Capello nimmt Einfluss auf Prämien
Wie viel die Fußballer für ihren Einsatz in der Nationalmannschaft erhalten, ist in Russland ein Geheimnis. Das neue Prämiensystem wird
deshalb nicht veröffentlicht. Doch auch hier wurden einige Änderungen vorgenommen. Nach jedem Match erhalten die Spieler kleinere Prämien, der Hauptteil der Boni wird allerdings erst nach der WM-Qualifikation ausgezahlt. Das neue Prämiensystem soll ebenfalls auf Capellos Konto gehen. Dick Advocaat hatte sich immer geweigert, sich in die Verhandlungen zwischen Spielern und Fußballunion einzumischen. Unter Trainer Guus Hiddink und dem Präsidenten des russischen Fußballverbandes Witali Mutko hätte selbst nach einem erfolgreichen Match keiner der Spieler die Unionsspitze noch zu doppelten oder dreifachen Prämien überreden können.
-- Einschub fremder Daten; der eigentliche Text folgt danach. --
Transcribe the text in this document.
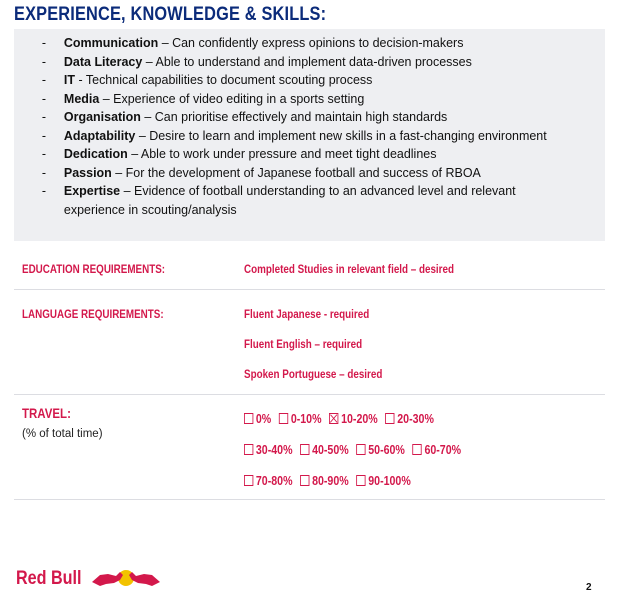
EXPERIENCE, KNOWLEDGE & SKILLS:
- Communication – Can confidently express opinions to decision-makers
- Data Literacy – Able to understand and implement data-driven processes
- IT - Technical capabilities to document scouting process
- Media – Experience of video editing in a sports setting
- Organisation – Can prioritise effectively and maintain high standards
- Adaptability – Desire to learn and implement new skills in a fast-changing environment
- Dedication – Able to work under pressure and meet tight deadlines
- Passion – For the development of Japanese football and success of RBOA
- Expertise – Evidence of football understanding to an advanced level and relevant experience in scouting/analysis
EDUCATION REQUIREMENTS:	Completed Studies in relevant field – desired
LANGUAGE REQUIREMENTS:	Fluent Japanese - required
Fluent English – required
Spoken Portuguese – desired
TRAVEL:
(% of total time)
0% 0-10% 10-20% 20-30%
30-40% 40-50% 50-60% 60-70%
70-80% 80-90% 90-100%
Red Bull	2
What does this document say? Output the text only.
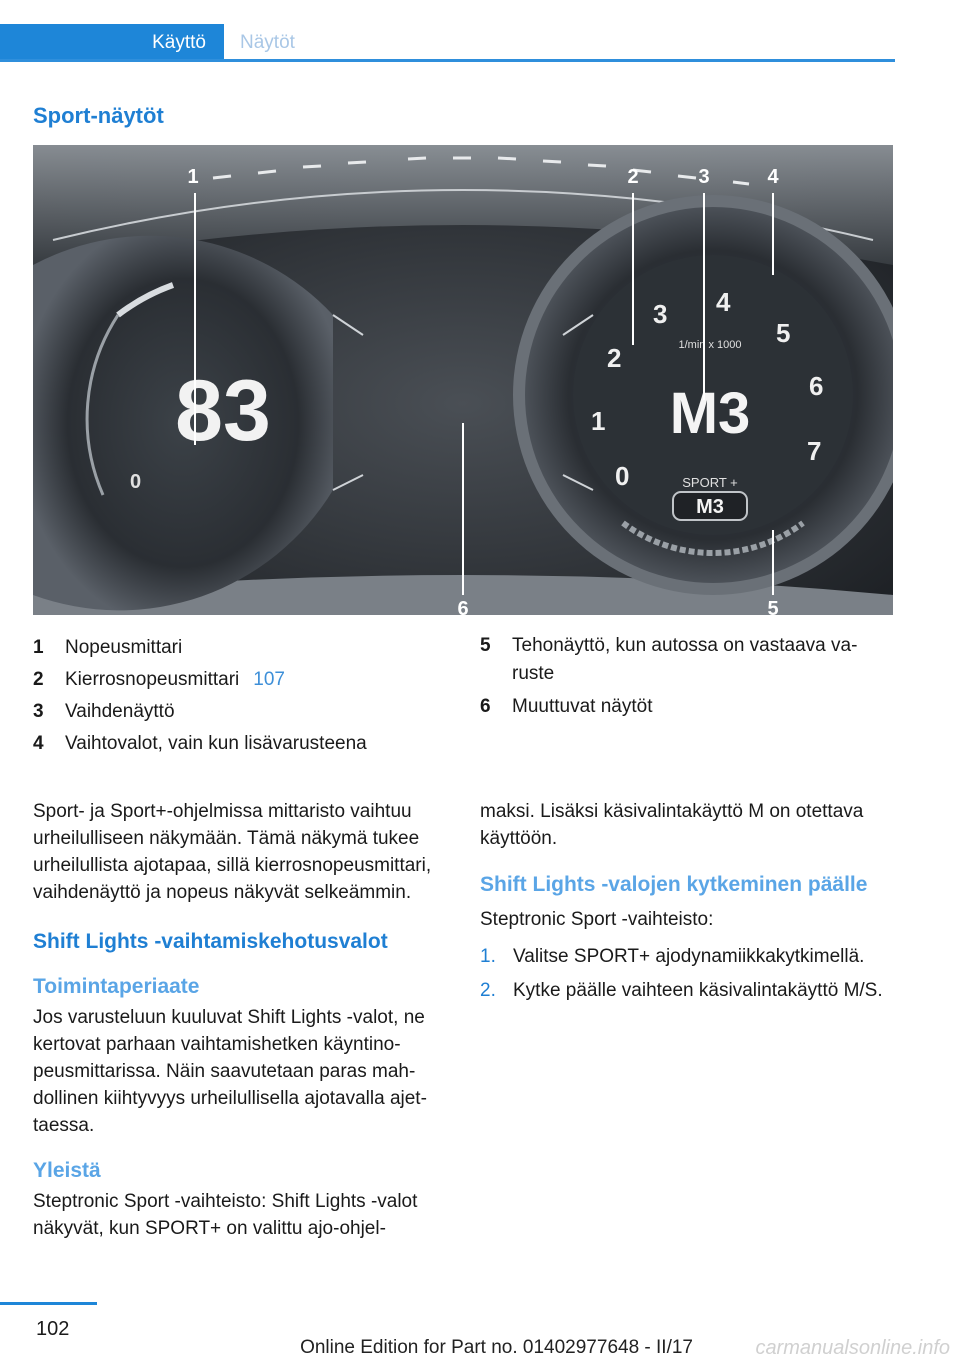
Käyttö	Näytöt
Sport-näytöt
83
0	0
1
2
3 4
5
6
7
1/min x 1000
M3
SPORT +
M3
1	2	3	4
5
6
1 Nopeusmittari
2 Kierrosnopeusmittari 107
3 Vaihdenäyttö
4 Vaihtovalot, vain kun lisävarusteena
5 Tehonäyttö, kun autossa on vastaava varuste
6 Muuttuvat näytöt

Sport- ja Sport+-ohjelmissa mittaristo vaihtuu urheilulliseen näkymään. Tämä näkymä tukee urheilullista ajotapaa, sillä kierrosnopeusmittari, vaihdenäyttö ja nopeus näkyvät selkeämmin.

Shift Lights -vaihtamiskehotusvalot
Toimintaperiaate

Jos varusteluun kuuluvat Shift Lights -valot, ne kertovat parhaan vaihtamishetken käyntinopeusmittarissa. Näin saavutetaan paras mahdollinen kiihtyvyys urheilullisella ajotavalla ajettaessa.

Yleistä

Steptronic Sport -vaihteisto: Shift Lights -valot näkyvät, kun SPORT+ on valittu ajo-ohjel-

maksi. Lisäksi käsivalintakäyttö M on otettava käyttöön.

Shift Lights -valojen kytkeminen päälle

Steptronic Sport -vaihteisto:

1. Valitse SPORT+ ajodynamiikkakytkimellä.
2. Kytke päälle vaihteen käsivalintakäyttö M/S.
102
Online Edition for Part no. 01402977648 - II/17	carmanualsonline.info
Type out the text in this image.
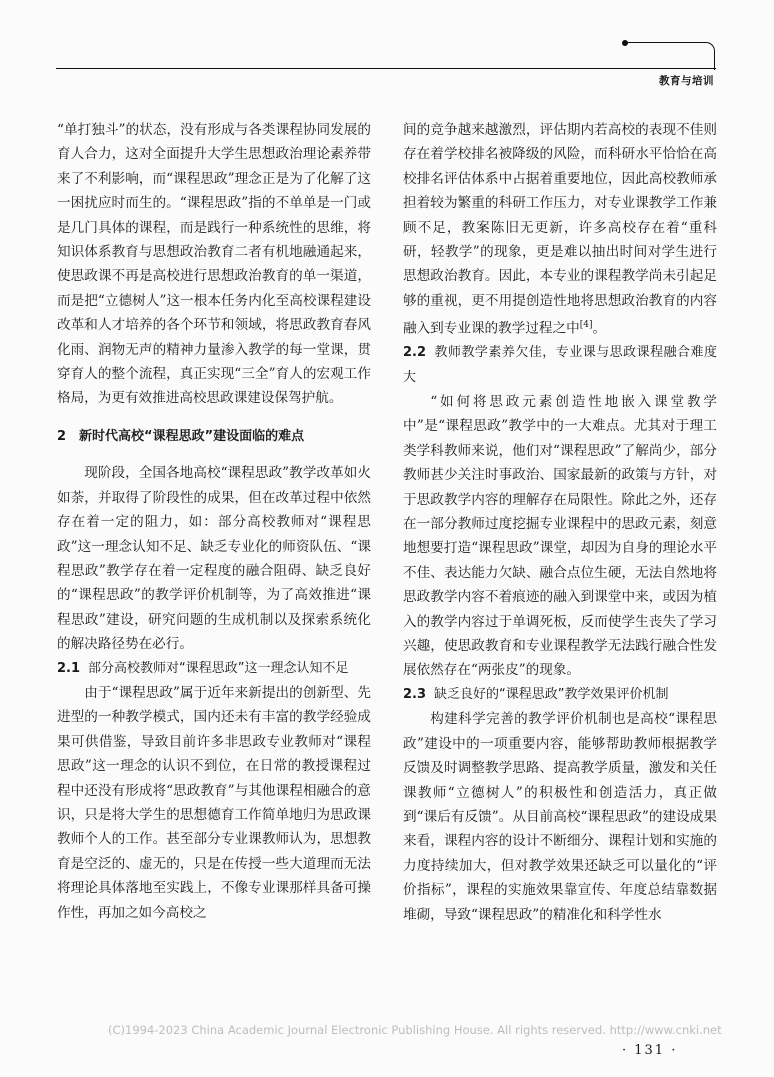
教育与培训

“单打独斗”的状态，没有形成与各类课程协同发展的育人合力，这对全面提升大学生思想政治理论素养带来了不利影响，而“课程思政”理念正是为了化解了这一困扰应时而生的。“课程思政”指的不单单是一门或是几门具体的课程，而是践行一种系统性的思维，将知识体系教育与思想政治教育二者有机地融通起来，使思政课不再是高校进行思想政治教育的单一渠道，而是把“立德树人”这一根本任务内化至高校课程建设改革和人才培养的各个环节和领域，将思政教育春风化雨、润物无声的精神力量渗入教学的每一堂课，贯穿育人的整个流程，真正实现“三全”育人的宏观工作格局，为更有效推进高校思政课建设保驾护航。

2　新时代高校“课程思政”建设面临的难点

现阶段，全国各地高校“课程思政”教学改革如火如荼，并取得了阶段性的成果，但在改革过程中依然存在着一定的阻力，如：部分高校教师对“课程思政”这一理念认知不足、缺乏专业化的师资队伍、“课程思政”教学存在着一定程度的融合阻碍、缺乏良好的“课程思政”的教学评价机制等，为了高效推进“课程思政”建设，研究问题的生成机制以及探索系统化的解决路径势在必行。

2.1 部分高校教师对“课程思政”这一理念认知不足

由于“课程思政”属于近年来新提出的创新型、先进型的一种教学模式，国内还未有丰富的教学经验成果可供借鉴，导致目前许多非思政专业教师对“课程思政”这一理念的认识不到位，在日常的教授课程过程中还没有形成将“思政教育”与其他课程相融合的意识，只是将大学生的思想德育工作简单地归为思政课教师个人的工作。甚至部分专业课教师认为，思想教育是空泛的、虚无的，只是在传授一些大道理而无法将理论具体落地至实践上，不像专业课那样具备可操作性，再加之如今高校之

间的竞争越来越激烈，评估期内若高校的表现不佳则存在着学校排名被降级的风险，而科研水平恰恰在高校排名评估体系中占据着重要地位，因此高校教师承担着较为繁重的科研工作压力，对专业课教学工作兼顾不足，教案陈旧无更新，许多高校存在着“重科研，轻教学”的现象，更是难以抽出时间对学生进行思想政治教育。因此，本专业的课程教学尚未引起足够的重视，更不用提创造性地将思想政治教育的内容融入到专业课的教学过程之中[4]。

2.2 教师教学素养欠佳，专业课与思政课程融合难度大

“如何将思政元素创造性地嵌入课堂教学中”是“课程思政”教学中的一大难点。尤其对于理工类学科教师来说，他们对“课程思政”了解尚少，部分教师甚少关注时事政治、国家最新的政策与方针，对于思政教学内容的理解存在局限性。除此之外，还存在一部分教师过度挖掘专业课程中的思政元素，刻意地想要打造“课程思政”课堂，却因为自身的理论水平不佳、表达能力欠缺、融合点位生硬，无法自然地将思政教学内容不着痕迹的融入到课堂中来，或因为植入的教学内容过于单调死板，反而使学生丧失了学习兴趣，使思政教育和专业课程教学无法践行融合性发展依然存在“两张皮”的现象。

2.3 缺乏良好的“课程思政”教学效果评价机制

构建科学完善的教学评价机制也是高校“课程思政”建设中的一项重要内容，能够帮助教师根据教学反馈及时调整教学思路、提高教学质量，激发和关任课教师“立德树人”的积极性和创造活力，真正做到“课后有反馈”。从目前高校“课程思政”的建设成果来看，课程内容的设计不断细分、课程计划和实施的力度持续加大，但对教学效果还缺乏可以量化的“评价指标”，课程的实施效果靠宣传、年度总结靠数据堆砌，导致“课程思政”的精准化和科学性水

(C)1994-2023 China Academic Journal Electronic Publishing House. All rights reserved. http://www.cnki.net
· 131 ·
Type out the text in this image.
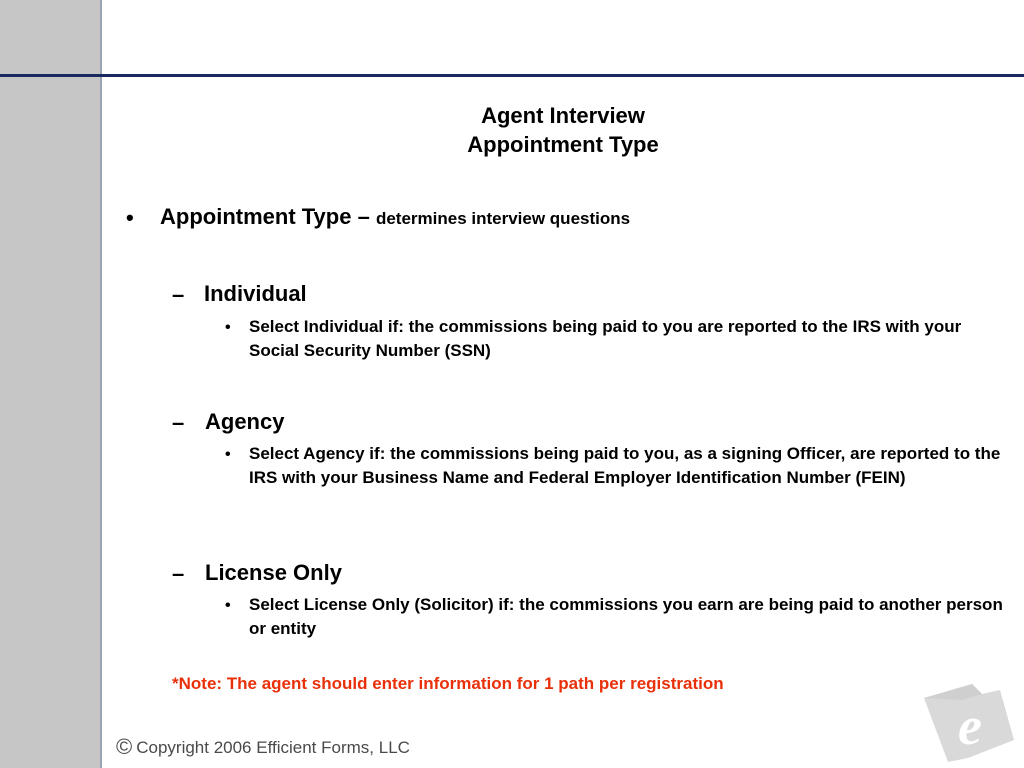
Agent Interview
Appointment Type
• Appointment Type – determines interview questions
– Individual
• Select Individual if: the commissions being paid to you are reported to the IRS with your Social Security Number (SSN)
– Agency
• Select Agency if: the commissions being paid to you, as a signing Officer, are reported to the IRS with your Business Name and Federal Employer Identification Number (FEIN)
– License Only
• Select License Only (Solicitor) if: the commissions you earn are being paid to another person or entity
*Note: The agent should enter information for 1 path per registration
© Copyright 2006 Efficient Forms, LLC	e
Alle wollen in den Trainerstab
Die russischen Top-Trainer wetteifern um die Aufnahme in Capellos Trainerstab. Momentan hat Don Fabio nur einen russischen Helfer: Sergej Owtschinnikow leitet das Training der Torhüter. Alle anderen Positionen sind derzeit noch offen. Capellos Dolmetscher ist sonst für den Trainer von Zenit St. Petersburg Luciano Spaletti im Einsatz. Der ehemalige Mannschaftsarzt der Nationalelf ist zu Andschi Machatschkala gewechselt. Auch die übrigen Mediziner und Masseure haben in den russischen Top-Clubs neue jobs angenommen.
Besonders hart umkämpft ist die Position des russischen Co-Trainers. Die ursprünglichen Top-Kandidaten Andrej Talalajew, Igor Kolywanow und Igor Schalimow fielen nacheinander raus. Momentan werden die Trainingseinheiten auf dem Spielfeld von Christian Panucci geleitet. Der ist allerdings in Capellos Stab eigentlich für die Beobachtung der Konkurrenz zuständig.
Taktik wird umgestellt
Aus dem Versuch Fabio Capellos, das taktische Erbe von Dick Advocaat zu pflegen, ist nichts geworden. In den Spielen gegen Nordirland und
Israel wurde aus der altbekannten «4-3-3»-Taktik eine «4-5-1». Mitunter teilte sich die Mannschaft auch im System «4-4-2» auf. Capellos wichtigste Neuerungen: Alan Dsagojew steht nicht mehr im Mittelfeld, sondern agiert als zweiter Stürmer. Es scheint, als wäre keine der Positionen auf dem Spielfeld mehr sicher. Nicht einmal die der Stürmer. Die Nachwuchshoffnungen Kokorin und Kombarow gehören jetzt zur Stammelf.
Auch ändert Capello oft die Positionen. Ist Bystrow verletzt, wird kurzerhand Samedow, der eigentlich im rechten Mittelfeld agiert, eingesetzt. Hat Anjukov einen Aussetzer, springt Jeschtschenko in der Defensive ein. Und so scheint die wichtigste Erkenntnis unter Don Fabio zu sein: Alle 23 Spieler der Nationalelf, und nicht nur die 13 oder 14 Veteranen, sind vollwertig und wichtig.
Dieser Beitrag erschien zuerst bei der Zeitung "Moskowskije Nowosti".